Since I couldn’t figure out how to format it properly for my blog, the above is just a picture, but you can also find it on Google Drive at https://docs.google.com/spreadsheet/ccc?key=0AumOtUHIT6w4dDJJeEw1MmdOb2VpUFlXZ2UzMEduakE&usp=sharing if you’re interested in copying it.

9 Comments


  1. Interesting spectrum. I think that works nicely.

    For my part, I have a standing ranking of all my games, and when I rate them on bgg, I just do it on a percentile system – so the top ten percent get a ’10,’ the next ten percent get a ‘9,’ etc. It’s not ideal, but it gives me a flat distribution.

    The weakness of the system is that if I successfully get rid of games in the bottom third or so, then a bunch of games previously rated ‘4’ would drop down to a ‘1.’ On the other hand, I don’t continually update the ratings, either; I rate them when I’ve played them enough to feel solid about the way I rank it at the time, and then I pretty much leave it alone after that.


  2. I love this scale. I too found all my BGG ratings to cluster in the 6-9 range. I may adopt this as well and re-rate my collection. Thanks for posting!

  3. Chris Ingersoll

    Interesting.
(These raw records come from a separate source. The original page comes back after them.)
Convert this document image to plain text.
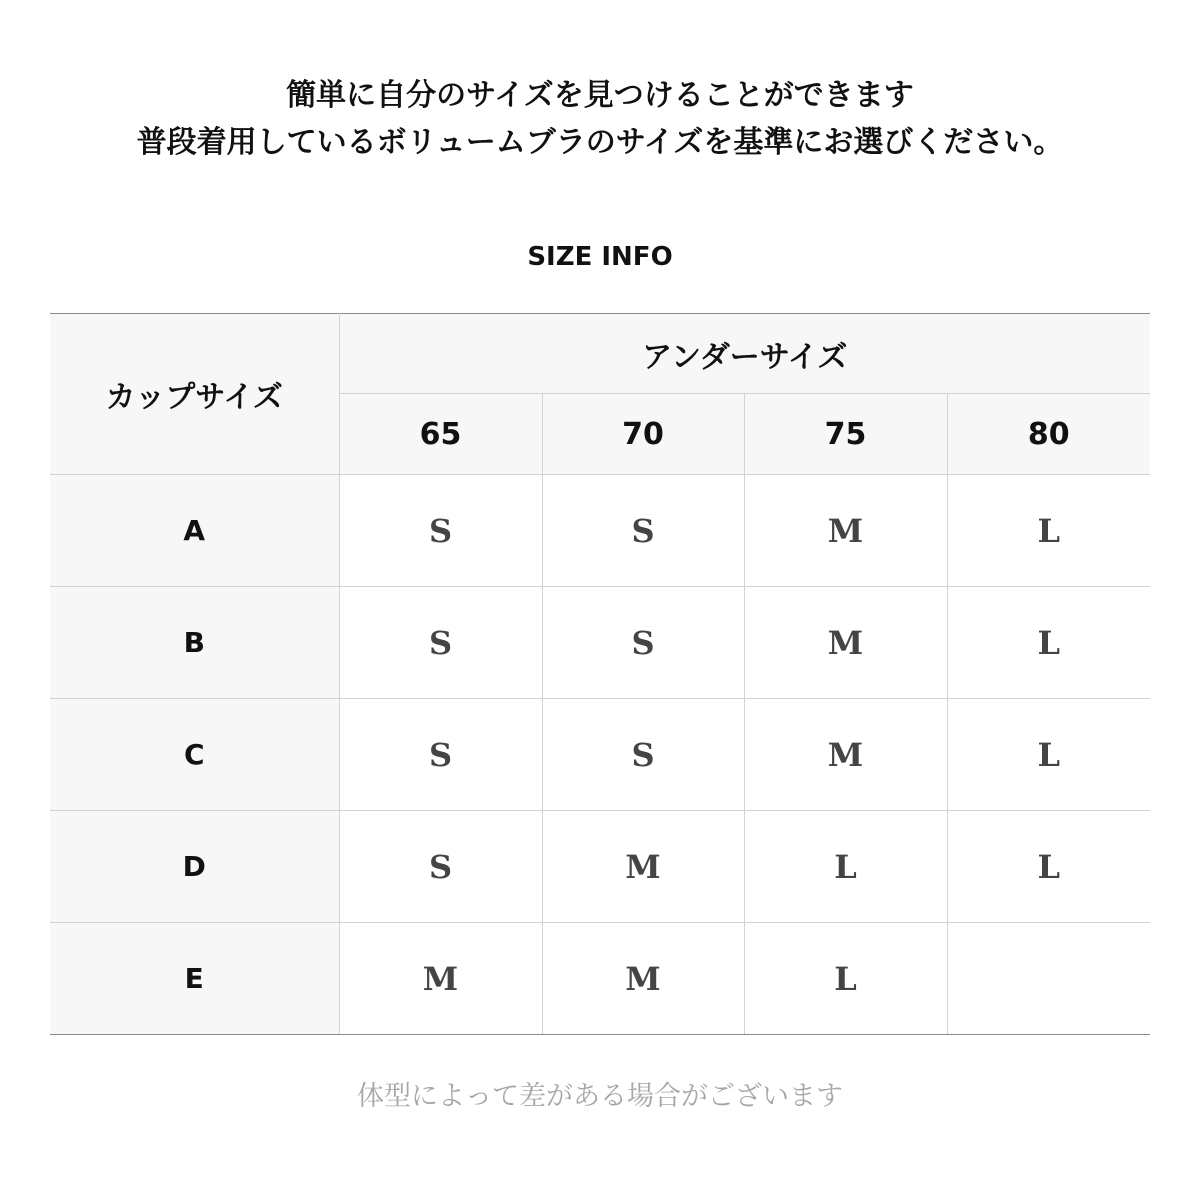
簡単に自分のサイズを見つけることができます
普段着用しているボリュームブラのサイズを基準にお選びください。
SIZE INFO
カップサイズ	アンダーサイズ			
	65	70	75	80
A	S	S	M	L
B	S	S	M	L
C	S	S	M	L
D	S	M	L	L
E	M	M	L	
体型によって差がある場合がございます
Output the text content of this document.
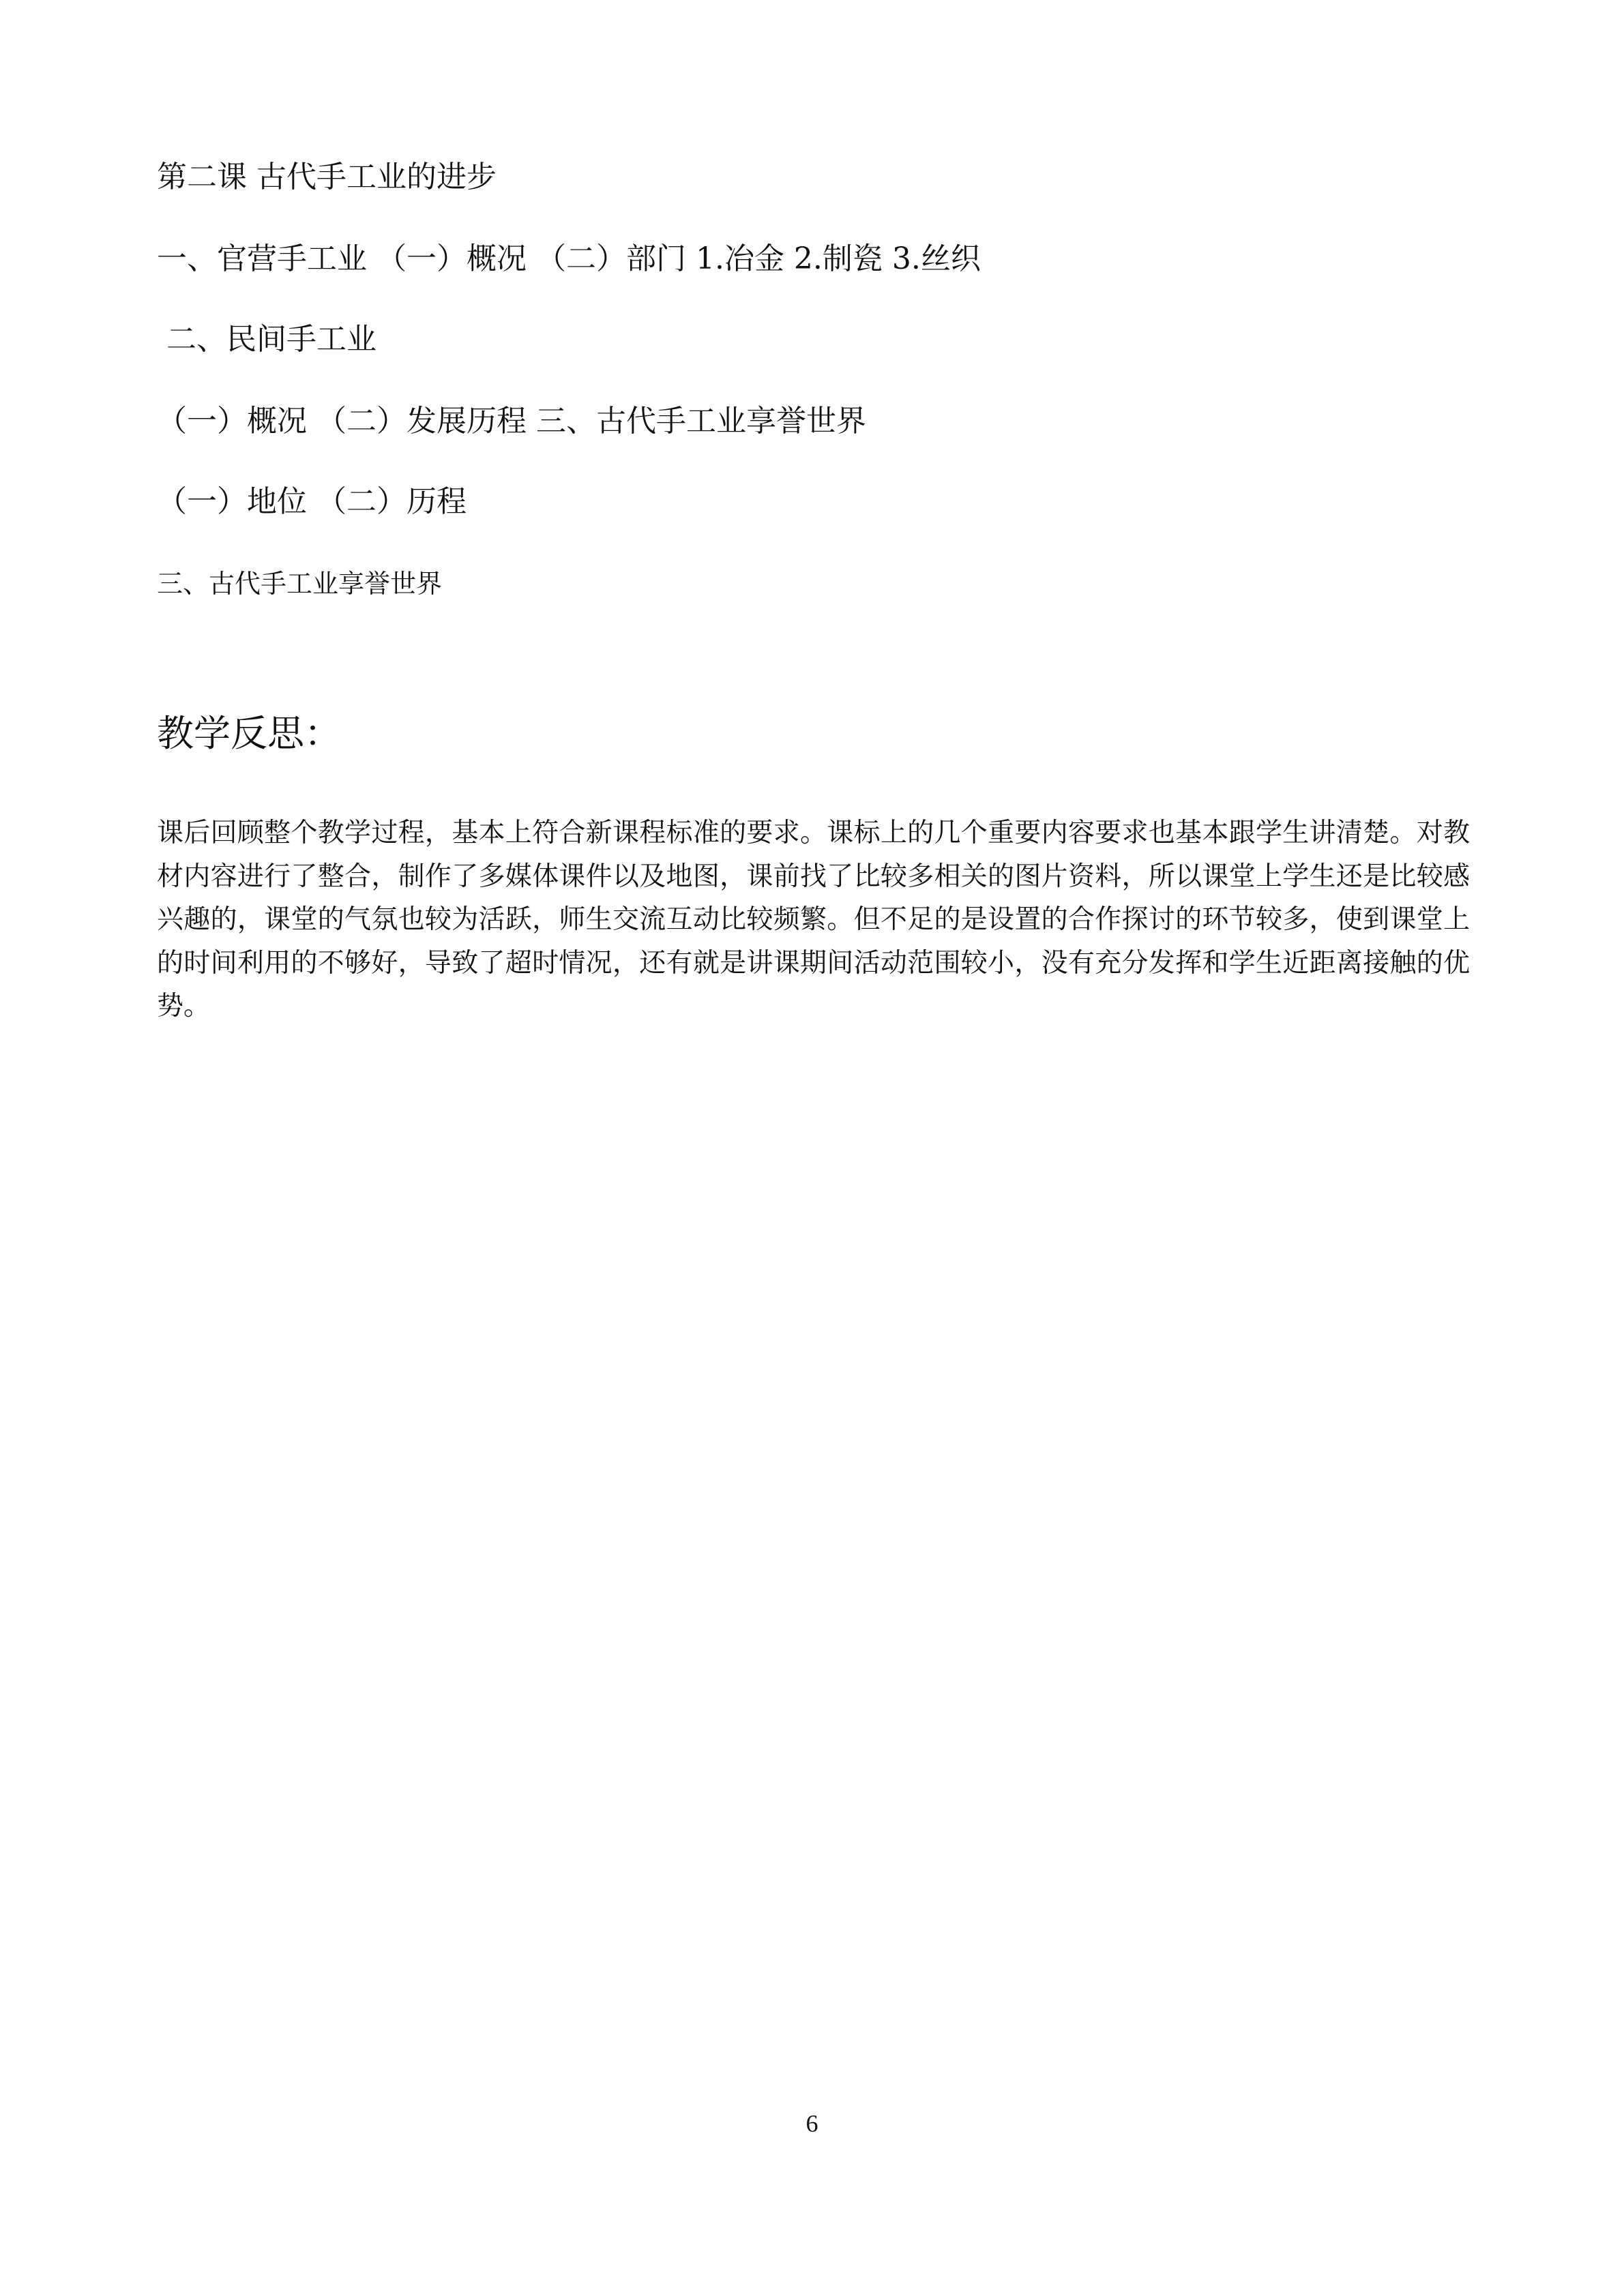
第二课 古代手工业的进步

一、官营手工业 （一）概况 （二）部门 1.冶金 2.制瓷 3.丝织

二、民间手工业

（一）概况 （二）发展历程 三、古代手工业享誉世界

（一）地位 （二）历程

三、古代手工业享誉世界

教学反思：

课后回顾整个教学过程，基本上符合新课程标准的要求。课标上的几个重要内容要求也基本跟学生讲清楚。对教材内容进行了整合，制作了多媒体课件以及地图，课前找了比较多相关的图片资料，所以课堂上学生还是比较感兴趣的，课堂的气氛也较为活跃，师生交流互动比较频繁。但不足的是设置的合作探讨的环节较多，使到课堂上的时间利用的不够好，导致了超时情况，还有就是讲课期间活动范围较小，没有充分发挥和学生近距离接触的优势。

6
I like it!

  4. Chris Norwood

    So, let me get this straight…

    You rank all of the games you own.  Like, you have a list, and when you play a game, you slide it in between two games, meaning that it is better than the lower game and not quite as good as the higher one? And if you play it again and feel better or worse about it, you competitively evaluate it against the other games on your list and find it’s new home? 

    That’s pretty interesting, even though I don’t know that it backwards translates into a rating (at BGG or anywhere else, for that matter) well at all.  Why not just keep a master list of all the games you’ve played (not just own) for rating purposes?  That way, the top 10% of games you’ve ever played for all time would be your 10’s, and the 1’s would be limited to the worst 10% ever, rather than changing continually based on purchases and trades/sales?


  5. Chris, yes, that’s the idea. After I’ve played a new game a few times, I’ll figure out where it fits in the overall ranking and slide it in. Sometimes I’ll realize that my opinion of a game has changed over time (up or down) and adjust it accordingly, but it’s a casual process; I don’t go back and re-evaluate everything all the time.

    I see your point about including games I’ve ever played; that would probably make for a better overall rating system. But the primary purpose of the list, actually, is to help come up with candidates for game nights or family game sessions or whatever – or conversely, candidates to trade away or sell at a flea market. That’s why it’s confined to games that I actually own. Not a perfect system, of course, but it works for me.


  6. Chris, yes, that’s the idea. After I’ve played a new game a few times, I’ll figure out where it fits in the overall ranking and slide it in. Sometimes I’ll realize that my opinion of a game has changed over time (up or down) and adjust it accordingly, but it’s a casual process; I don’t go back and re-evaluate everything all the time.

    I see your point about including games I’ve ever played; that would probably make for a better overall rating system. But the primary purpose of the list, actually, is to help come up with candidates for game nights or family game sessions or whatever – or conversely, candidates to trade away or sell at a flea market. That’s why it’s confined to games that I actually own. Not a perfect system, of course, but it works for me.

  7. Chris Norwood

    I could see that being pretty cool for helping prioritize games you want to play.  And I’m not really advocating changing your list, but maybe instead keeping two lists.  One would be the one you maintain and tweak based on what you own, and the other could be more permanent where you didn’t remove games and could even add things you didn’t own yet.

    Or maybe that’s just too much work.


  8. I like this a lot. Would you mind if I borrowed it for future reviews on Pretty Sneaky, Sis?

  9. Chris Norwood

    No, not at all!  That’s why I’ve made it public.